Otro aspecto fundamental es que hay una condición indispensable para el desarrollo y la prosperidad de la nueva Nicaragua: el incremento sustancial de las inversiones. Para que exista la inversión debe de haber ahorro, tanto personal como de las organizaciones con o sin fines de lucro. Es decir, un excedente entre los ingresos y los egresos. Ya sea que los agentes económicos los metan al banco, a fondos de inversión o los guarden debajo del colchón. Lo importante es que existan excedentes. La otra parte es convertir esos ahorros en inversión. Allí está el quid del asunto.

La inversión puede ser de nacionales o de cualquier parte del mundo. La clave es que esos fondos provengan de operaciones licitas. Las inversiones con fondos ilícitos provocan corrupción, ineficiencia y criminalidad por decir lo menos. Los millonarios nicaragüenses tienen la mayor parte de su capital fuera del país. No son vendepatria ni merecen ninguno de los epítetos que el narcodictador comunista Ortega les endilga, cada vez que quiere entumecer la mente de sus seguidores. Un profesor del Incae preguntó: ¿Qué es más miedoso que un millón de dólares? La respuesta es dos millones de dólares. Entre más dinero hay de por medio, más se preocupa el dueño del dinero por cuidarlo. De allí que los millonarios nicaragüenses tengan la mayoría de sus capitales fuera de Nicaragua. Hay que entender que el país lleva 50 años de inestabilidad.
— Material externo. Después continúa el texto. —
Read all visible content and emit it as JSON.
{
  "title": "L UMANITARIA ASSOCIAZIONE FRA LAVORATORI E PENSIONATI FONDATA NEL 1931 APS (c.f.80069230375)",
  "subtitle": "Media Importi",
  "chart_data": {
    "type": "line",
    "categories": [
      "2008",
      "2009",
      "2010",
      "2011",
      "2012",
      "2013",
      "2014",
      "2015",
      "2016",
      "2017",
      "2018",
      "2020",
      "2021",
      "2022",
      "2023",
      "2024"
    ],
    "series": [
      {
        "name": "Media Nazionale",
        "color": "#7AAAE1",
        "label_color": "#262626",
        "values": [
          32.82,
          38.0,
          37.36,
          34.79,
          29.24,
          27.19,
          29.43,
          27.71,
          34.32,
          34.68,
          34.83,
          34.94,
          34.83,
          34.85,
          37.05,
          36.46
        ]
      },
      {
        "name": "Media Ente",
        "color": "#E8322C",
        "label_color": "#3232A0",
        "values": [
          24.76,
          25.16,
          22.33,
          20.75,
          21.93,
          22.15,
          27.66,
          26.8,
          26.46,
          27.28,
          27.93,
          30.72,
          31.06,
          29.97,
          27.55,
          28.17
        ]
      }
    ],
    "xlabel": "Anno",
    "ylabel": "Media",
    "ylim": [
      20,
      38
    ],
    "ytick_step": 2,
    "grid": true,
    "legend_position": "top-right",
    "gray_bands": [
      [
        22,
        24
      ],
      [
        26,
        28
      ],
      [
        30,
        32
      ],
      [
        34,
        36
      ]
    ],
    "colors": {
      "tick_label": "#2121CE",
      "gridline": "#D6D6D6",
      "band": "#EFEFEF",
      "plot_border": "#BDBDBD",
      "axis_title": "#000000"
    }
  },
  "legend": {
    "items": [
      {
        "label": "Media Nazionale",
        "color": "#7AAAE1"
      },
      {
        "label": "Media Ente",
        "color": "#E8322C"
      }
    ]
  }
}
Un aspecto muy importante para los inversionistas es la certeza de que nadie los va a confiscar. Pero también les interesa la rentabilidad de su inversión. Y más importante el retorno de su inversión y ganancias. Y estos montos los quieren en dólares, no en córdobas. Para conseguir las inversiones necesarias para el desarrollo, Nicaragua debe adoptar el dólar como moneda oficial.

Pero existen otras muy fuertes razones para dolarizar la economía. Hay que entender que el país está en alguna medida dolarizado. Solo que ese beneficio es para los bancos, los exportadores, los allegados a la dictadura, las grandes empresas. Los perdedores, todos los demás.

Dolarizar las operaciones financieras va a generar una mayor transparencia en las operaciones, reducirá los costos de transacción, evitará llevar dos contabilidades y nos permitirá medir y mejorar nuestra productividad a nivel mundial. La globalización no es una tendencia, es una realidad.Nicaragua es un país muy pequeño en el concierto de las naciones. Tener una moneda es fomentar la ineficiencia y la corrupción y un grave error macroeconómico. En la Nueva Nicaragua, el dólar debe ser la moneda oficial.

El autor es empresario, excarcelado, confiscado y exiliado.